L‘interpellation le mercredi 13 juin au soir de Moïse Katumbi à l’aéroport de Zaventem à Bruxelles continuent de faire couler l’ancre en RDC. Vendredi, l’opposant congolais a pourtant publié un communiqué pour expliquer sa version des faits, affirmant qu’il aurait été intercepté parce que son passeport semi-biométrique a été annulé par les autorités de Kinshasa.

Ce mercredi 13 juin, de retour d’Israël, le Président Moise Katumbi s’apprêtait à se rendre à la cérémonie d’ouverture de la Coupe du Monde de Football à Moscou. Lors des vérifications d’usage d’entrée au Royaume de Belgique, les services aéroportuaires ont constaté que bien que disposant de visas en cours de validité, le passeport semi-biométrique du Président Moïse Katumbi avait été retiré du système“, explique-t-il dans ce communiqué parvenu à POLITICO.CD.

Après qu’ils ait pris contact avec les Affaires Etrangères et l’Office des Etrangers, le Président Moïse Katumbi s’est vu immédiatement octroyer un permis de séjour. Il convient de saluer la diligence avec laquelle les autorités du Royaume de Belgique ont trouvé solution à ce problème“, note-t-on.

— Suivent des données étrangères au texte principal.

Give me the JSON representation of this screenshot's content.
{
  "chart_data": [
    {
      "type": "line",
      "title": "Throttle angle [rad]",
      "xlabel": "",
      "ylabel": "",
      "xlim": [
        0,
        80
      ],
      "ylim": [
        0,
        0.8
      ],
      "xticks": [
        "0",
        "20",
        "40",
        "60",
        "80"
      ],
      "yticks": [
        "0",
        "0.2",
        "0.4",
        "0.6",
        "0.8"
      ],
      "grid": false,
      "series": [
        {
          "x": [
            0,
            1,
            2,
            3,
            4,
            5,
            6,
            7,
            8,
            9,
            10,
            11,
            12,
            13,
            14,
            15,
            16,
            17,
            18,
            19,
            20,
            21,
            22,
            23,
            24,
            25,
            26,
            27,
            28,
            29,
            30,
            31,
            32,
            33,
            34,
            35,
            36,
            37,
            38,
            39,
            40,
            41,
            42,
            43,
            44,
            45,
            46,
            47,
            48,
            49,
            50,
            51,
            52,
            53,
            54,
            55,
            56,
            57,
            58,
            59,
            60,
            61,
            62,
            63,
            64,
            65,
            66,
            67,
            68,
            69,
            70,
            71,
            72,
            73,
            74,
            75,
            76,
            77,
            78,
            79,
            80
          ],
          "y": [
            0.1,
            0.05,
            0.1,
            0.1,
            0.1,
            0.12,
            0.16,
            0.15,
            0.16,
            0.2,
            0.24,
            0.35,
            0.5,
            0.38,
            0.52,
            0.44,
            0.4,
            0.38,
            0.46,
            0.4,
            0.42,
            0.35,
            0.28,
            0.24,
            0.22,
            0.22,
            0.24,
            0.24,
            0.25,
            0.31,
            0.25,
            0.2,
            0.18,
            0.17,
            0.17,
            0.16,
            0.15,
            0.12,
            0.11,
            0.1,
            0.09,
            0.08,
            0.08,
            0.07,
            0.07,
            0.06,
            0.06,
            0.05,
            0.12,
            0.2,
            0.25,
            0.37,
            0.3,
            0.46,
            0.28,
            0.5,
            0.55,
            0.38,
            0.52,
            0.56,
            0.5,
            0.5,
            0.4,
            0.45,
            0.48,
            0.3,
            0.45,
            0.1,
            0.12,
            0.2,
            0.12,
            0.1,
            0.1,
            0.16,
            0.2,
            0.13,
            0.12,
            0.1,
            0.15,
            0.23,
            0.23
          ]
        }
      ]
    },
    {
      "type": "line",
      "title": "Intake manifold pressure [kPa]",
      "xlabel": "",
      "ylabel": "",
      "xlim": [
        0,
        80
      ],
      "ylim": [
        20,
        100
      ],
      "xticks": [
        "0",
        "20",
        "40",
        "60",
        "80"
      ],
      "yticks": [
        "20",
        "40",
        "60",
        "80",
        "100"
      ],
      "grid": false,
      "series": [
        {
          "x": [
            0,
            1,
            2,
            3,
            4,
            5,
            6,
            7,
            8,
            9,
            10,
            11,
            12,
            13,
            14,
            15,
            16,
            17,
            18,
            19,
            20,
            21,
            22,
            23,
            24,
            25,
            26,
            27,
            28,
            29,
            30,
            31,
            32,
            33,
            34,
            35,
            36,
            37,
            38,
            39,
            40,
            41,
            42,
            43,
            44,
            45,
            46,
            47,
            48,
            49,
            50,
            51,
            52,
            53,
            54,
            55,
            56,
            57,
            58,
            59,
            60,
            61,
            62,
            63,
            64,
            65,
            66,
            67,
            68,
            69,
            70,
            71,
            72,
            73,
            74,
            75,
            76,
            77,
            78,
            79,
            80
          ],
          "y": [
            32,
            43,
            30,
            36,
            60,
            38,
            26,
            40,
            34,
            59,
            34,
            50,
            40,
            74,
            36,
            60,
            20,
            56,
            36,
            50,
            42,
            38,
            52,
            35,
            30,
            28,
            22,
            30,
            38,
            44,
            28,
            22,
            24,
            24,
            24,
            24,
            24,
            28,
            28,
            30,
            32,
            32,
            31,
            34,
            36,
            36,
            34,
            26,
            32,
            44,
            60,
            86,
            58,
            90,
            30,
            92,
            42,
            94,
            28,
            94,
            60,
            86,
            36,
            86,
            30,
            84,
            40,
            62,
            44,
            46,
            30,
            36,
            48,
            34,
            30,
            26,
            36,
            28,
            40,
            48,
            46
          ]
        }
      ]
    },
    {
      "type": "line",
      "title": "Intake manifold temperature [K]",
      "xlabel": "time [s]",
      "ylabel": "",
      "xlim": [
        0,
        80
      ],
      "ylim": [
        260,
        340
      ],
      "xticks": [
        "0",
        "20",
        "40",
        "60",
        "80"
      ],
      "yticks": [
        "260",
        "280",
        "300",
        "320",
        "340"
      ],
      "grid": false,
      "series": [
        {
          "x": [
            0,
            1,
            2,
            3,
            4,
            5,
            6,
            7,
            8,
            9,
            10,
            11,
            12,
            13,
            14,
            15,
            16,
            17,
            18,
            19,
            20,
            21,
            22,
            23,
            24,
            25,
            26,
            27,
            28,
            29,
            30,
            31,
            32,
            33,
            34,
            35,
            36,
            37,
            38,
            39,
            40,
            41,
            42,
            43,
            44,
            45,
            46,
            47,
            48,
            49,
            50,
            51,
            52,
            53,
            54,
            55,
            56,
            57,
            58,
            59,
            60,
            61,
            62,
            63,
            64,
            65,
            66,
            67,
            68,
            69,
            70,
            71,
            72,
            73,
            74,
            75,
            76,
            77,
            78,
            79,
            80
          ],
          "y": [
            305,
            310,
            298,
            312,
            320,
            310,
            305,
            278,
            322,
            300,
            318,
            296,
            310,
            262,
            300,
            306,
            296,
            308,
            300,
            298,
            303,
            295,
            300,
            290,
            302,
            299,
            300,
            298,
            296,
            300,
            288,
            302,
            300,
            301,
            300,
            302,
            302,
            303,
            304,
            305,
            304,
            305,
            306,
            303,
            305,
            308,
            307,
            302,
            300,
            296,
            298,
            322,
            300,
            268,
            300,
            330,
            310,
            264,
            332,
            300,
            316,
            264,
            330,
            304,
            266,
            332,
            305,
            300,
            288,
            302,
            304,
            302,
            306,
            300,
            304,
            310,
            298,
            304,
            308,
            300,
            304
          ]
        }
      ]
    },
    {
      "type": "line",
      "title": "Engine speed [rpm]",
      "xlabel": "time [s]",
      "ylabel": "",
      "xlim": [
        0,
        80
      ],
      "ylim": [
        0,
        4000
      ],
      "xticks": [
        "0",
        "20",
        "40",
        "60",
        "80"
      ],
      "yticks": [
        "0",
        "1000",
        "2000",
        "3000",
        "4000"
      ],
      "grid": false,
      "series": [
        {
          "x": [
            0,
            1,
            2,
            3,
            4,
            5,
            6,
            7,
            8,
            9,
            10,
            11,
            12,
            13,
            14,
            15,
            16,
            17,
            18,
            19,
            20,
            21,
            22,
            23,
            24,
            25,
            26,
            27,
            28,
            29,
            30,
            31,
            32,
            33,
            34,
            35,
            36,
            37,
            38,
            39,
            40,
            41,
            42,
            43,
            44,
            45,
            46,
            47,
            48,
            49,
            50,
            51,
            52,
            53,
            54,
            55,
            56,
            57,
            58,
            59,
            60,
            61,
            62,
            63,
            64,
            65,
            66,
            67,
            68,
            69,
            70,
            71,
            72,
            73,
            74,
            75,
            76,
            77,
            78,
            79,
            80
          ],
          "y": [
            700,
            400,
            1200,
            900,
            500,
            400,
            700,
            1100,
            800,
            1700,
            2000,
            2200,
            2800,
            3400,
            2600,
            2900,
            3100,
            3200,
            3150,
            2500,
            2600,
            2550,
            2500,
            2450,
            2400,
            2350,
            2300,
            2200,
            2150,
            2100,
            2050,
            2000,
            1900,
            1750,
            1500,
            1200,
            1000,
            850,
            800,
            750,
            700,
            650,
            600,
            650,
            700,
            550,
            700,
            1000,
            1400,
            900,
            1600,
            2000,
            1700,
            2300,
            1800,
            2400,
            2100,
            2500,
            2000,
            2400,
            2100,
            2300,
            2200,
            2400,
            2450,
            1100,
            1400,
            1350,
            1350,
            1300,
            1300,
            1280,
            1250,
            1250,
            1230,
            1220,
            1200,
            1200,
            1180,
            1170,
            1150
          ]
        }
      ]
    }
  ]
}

Cependant, du côté de la Belgique, on donne une autre version des faits. Selon un officiel, cité par Radio France Internationale (RFI), le passeport de Moïse Katumbi est un faux. « Une des pages de ce passeport n’est pas une page authentique du passeport, donc pour ces raisons le passeport est considéré comme un faux », explique Dominique Ernould, porte-parole de l’Office des étrangers, un service du ministère belge de l’Intérieur, précisant que cette page est celle où figurent toutes les données d’identité de l’opposant congolais.

A la RFI, Katumbi dément farouchement la version de l’officiel belge.  « Comment est-ce qu’on peut ajouter une page ? C’est impossible ! Moi en tout cas je ne pourrais jamais faire ça », dit-il sur RFI.